Friday, November 23, 2007
Family Medical Leave Act: Good and Bad
So, the Family Medical Leave Act. Let us speak of it. FMLA was enacted in 1993 with the purpose of giving workers more freedom to take care of kids and/or aging parents, as well as chronic health issues affecting employees themselves. Restrictions do apply; the Act is only available to companies of 50 or more employees, and before a worker qualifies for FMLA coverage he or she has to have been employed at the company for at least 12 months and have worked at least 1250 hours during that time. The coverage allows for up to 12 weeks of unpaid leave per year.
The only relatives of employees who qualify for coverage are parents or children of workers - I had one patient who wanted to take time to care for her aging grandfather but this was not covered under the Act.
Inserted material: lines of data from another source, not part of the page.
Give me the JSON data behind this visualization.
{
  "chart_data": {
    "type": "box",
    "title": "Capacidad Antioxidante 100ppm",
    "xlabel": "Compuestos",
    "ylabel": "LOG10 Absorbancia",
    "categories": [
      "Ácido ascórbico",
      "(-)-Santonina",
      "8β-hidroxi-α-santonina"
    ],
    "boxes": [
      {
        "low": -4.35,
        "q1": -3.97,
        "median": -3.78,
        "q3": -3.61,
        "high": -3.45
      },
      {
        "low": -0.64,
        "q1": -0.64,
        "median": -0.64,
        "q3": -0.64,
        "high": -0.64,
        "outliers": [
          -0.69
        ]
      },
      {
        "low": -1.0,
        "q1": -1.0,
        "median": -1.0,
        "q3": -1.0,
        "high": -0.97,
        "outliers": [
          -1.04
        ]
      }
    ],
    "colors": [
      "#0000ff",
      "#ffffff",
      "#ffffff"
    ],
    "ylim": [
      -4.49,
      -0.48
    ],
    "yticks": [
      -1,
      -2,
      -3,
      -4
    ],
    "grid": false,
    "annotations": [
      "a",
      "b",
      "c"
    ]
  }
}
Mostly, though, patients want this time for their own health issues. I have several patients who have applied for FMLA coverage. If someone needs time to recuperate from surgery or has ongoing appointments for physical therapy, chemo or radiation treatments, obviously this makes a lot of sense. Where things get trickier is if someone has a chronic disease and is taking time off at irregular intervals (red flags here would be something like fibromyalgia or chronic fatigue syndrome). Employers hate this sort of thing because it makes it very difficult to schedule workers if someone takes unplanned or intermittent leave.
The potential for abuse here is clear: according to the article, one investigator found an employee who was using FMLA leave to start a landscaping business; the Pennsylvania Turnpike Commission refers to FMLA requests around holidays and weekends as "get out of jail free cards." I tend not to register patients for FMLA myself until I am very familiar with their medical issues, and employers are starting to request second and third opinions in some cases before approving coverage.
Some employers use outside benefits providers to handle FMLA; this makes it easier for them because having a third party handle the paperwork and monitor requests removes the friction between employer and employee. If employees don't qualify they can't blame the employer for putting a spoke in their wheel.
The Department of Labor is planning to revise the Act, but what form those revisions will take remains to be seen. Of note, though, when the department requested comments on the law in 2006 they were surprised by the sheer volume they received: more than 15,000 responses from unions, workers, companies and law firms. Clearly this is a hot button topic for everyone concerned.